Herzegovina University
- Type: Private
- Established: 2010
- Founder: FDZMB, CKM and FMOD
- Affiliations: International Association of Universities
- Rector: Ivica Radovanovic, PhD
- Academic staff: 110
- Location: Mostar and Medjugorje, Bosnia and Herzegovina 43°20′26.3″N 17°48′26.7″E﻿ / ﻿43.340639°N 17.807417°E
- Campus: Urban K. M. Viševića Humskog bb, Mostar 88000, Bosnia & Herzegovina;
- Website: hercegovina.edu.ba

= University of Herzegovina =

Herzegovina University (Sveučilište Hercegovina, Universitas Studiorum Hercegoviniensis) was established in 2010 in Medjugorje by merging three independent higher education institutions into University.
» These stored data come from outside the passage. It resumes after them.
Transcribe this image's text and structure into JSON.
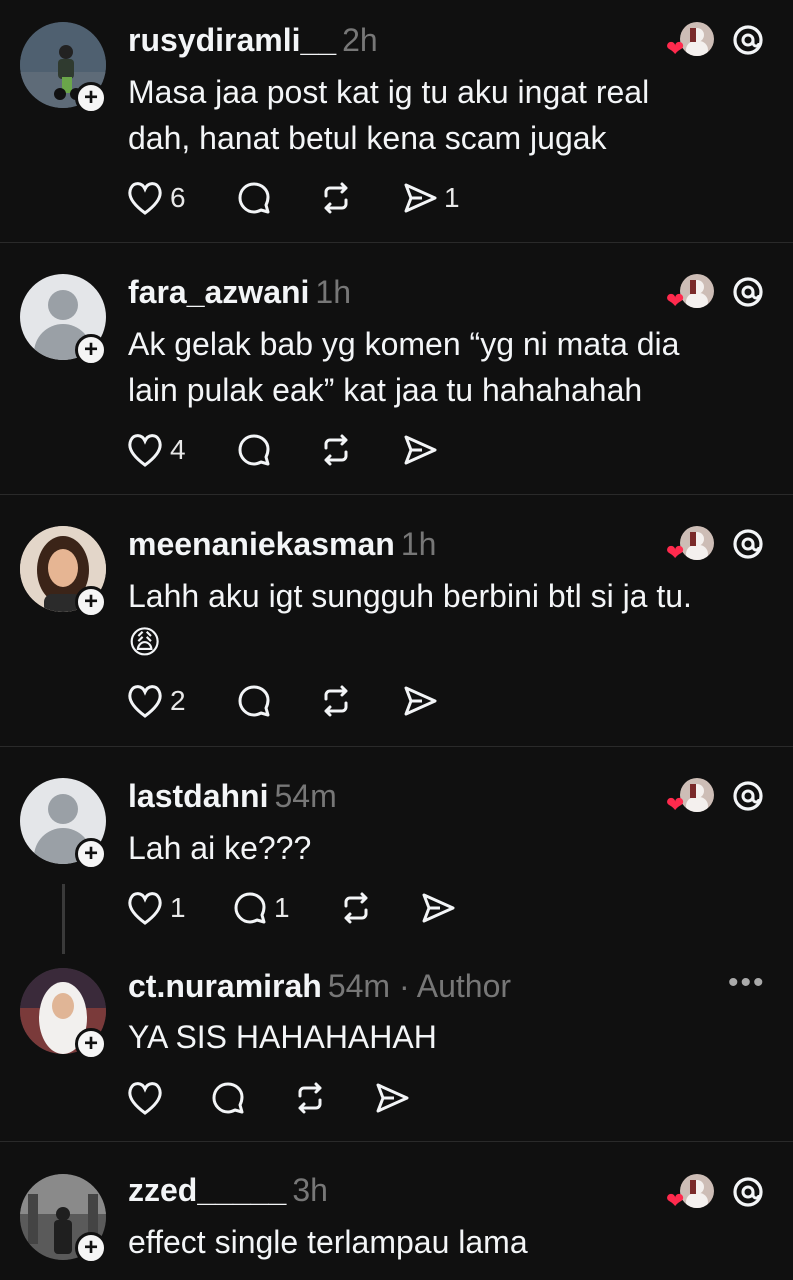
{
  "posts": [
    {
      "username": "rusydiramli__",
      "time": "2h",
      "text_line1": "Masa jaa post kat ig tu aku ingat real",
      "text_line2": "dah, hanat betul kena scam jugak",
      "likes": "6",
      "replies": "",
      "reposts": "",
      "shares": "1"
    },
    {
      "username": "fara_azwani",
      "time": "1h",
      "text_line1": "Ak gelak bab yg komen “yg ni mata dia",
      "text_line2": "lain pulak eak” kat jaa tu hahahahah",
      "likes": "4"
    },
    {
      "username": "meenaniekasman",
      "time": "1h",
      "text_line1": "Lahh aku igt sungguh berbini btl si ja tu.",
      "text_line2": "😩",
      "likes": "2"
    },
    {
      "username": "lastdahni",
      "time": "54m",
      "text_line1": "Lah ai ke???",
      "likes": "1",
      "replies": "1"
    },
    {
      "username": "ct.nuramirah",
      "time": "54m",
      "author_tag": "· Author",
      "text_line1": "YA SIS HAHAHAHAH"
    },
    {
      "username": "zzed_____",
      "time": "3h",
      "text_line1": "effect single terlampau lama"
    }
  ],
  "more_menu": "•••",
  "colors": {
    "background": "#101010",
    "text": "#f3f5f7",
    "muted": "#777777",
    "heart": "#ff2a4d",
    "divider": "#2a2a2a"
  },
  "icons": [
    "heart-icon",
    "comment-icon",
    "repost-icon",
    "share-icon",
    "threads-icon",
    "follow-plus-icon"
  ]
}
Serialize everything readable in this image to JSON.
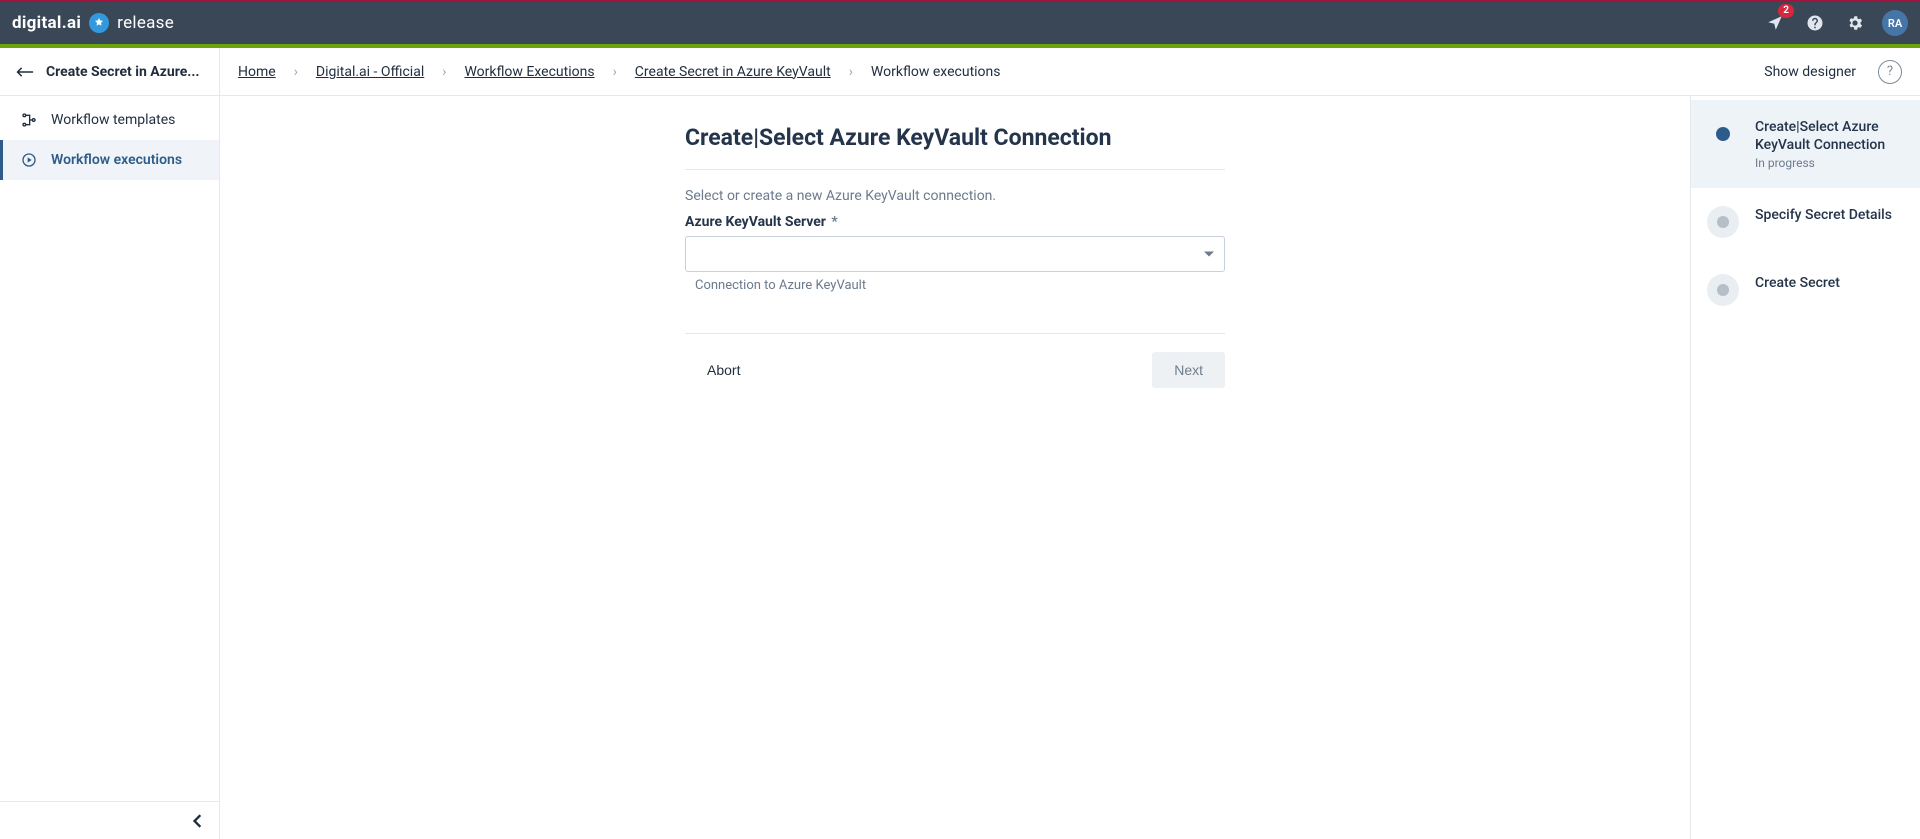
{
  "brand": {
    "logo": "digital.ai",
    "product": "release"
  },
  "topbar": {
    "notification_count": "2",
    "avatar_initials": "RA"
  },
  "sidebar": {
    "back_title": "Create Secret in Azure...",
    "items": [
      {
        "label": "Workflow templates",
        "active": false
      },
      {
        "label": "Workflow executions",
        "active": true
      }
    ]
  },
  "breadcrumbs": {
    "items": [
      {
        "label": "Home",
        "link": true
      },
      {
        "label": "Digital.ai - Official",
        "link": true
      },
      {
        "label": "Workflow Executions",
        "link": true
      },
      {
        "label": "Create Secret in Azure KeyVault",
        "link": true
      },
      {
        "label": "Workflow executions",
        "link": false
      }
    ],
    "right": {
      "show_designer": "Show designer"
    }
  },
  "form": {
    "title": "Create|Select Azure KeyVault Connection",
    "description": "Select or create a new Azure KeyVault connection.",
    "field_label": "Azure KeyVault Server",
    "field_hint": "Connection to Azure KeyVault",
    "select_value": "",
    "abort": "Abort",
    "next": "Next"
  },
  "steps": [
    {
      "title": "Create|Select Azure KeyVault Connection",
      "sub": "In progress",
      "active": true
    },
    {
      "title": "Specify Secret Details",
      "sub": "",
      "active": false
    },
    {
      "title": "Create Secret",
      "sub": "",
      "active": false
    }
  ]
}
== University organization ==
Herzegovina University consists of two faculties, Faculty of Social Sciences dr Milenko Brkic (FDZMB) and Faculty of International Relations and Diplomacy (FMOD), Center for Research, Education, Development and Training, University Library, University Centers and Student Center.

Study programmes:

- Psychology,

- Special Education and Speech Treatment,

- Pedagogy and Social Pedagogy,

- Early and Pre-School Education,

- Teacher Education,

- Sociology and Political Sciences,

- Management and Public Administration,

- Information and Communication Sciences,

- Tourism,

- Ecology and Environment Protection,

- International Relations and Diplomacy,

- Law in International Relations.

== Memberships ==
In 2017, Herzegovina University became a member of International Association of Universities (International Association of Universities).

In 2017, Herzegovina University became a member of Association of Rectors of Private Universities in Bosnia and Herzegovina.

In 2021, Herzegovina University became a member of Race to Zero for Universities and Colleges Network.

In 2021, Herzegovina University became a member of GWCN (Global Waste Cleaning Network).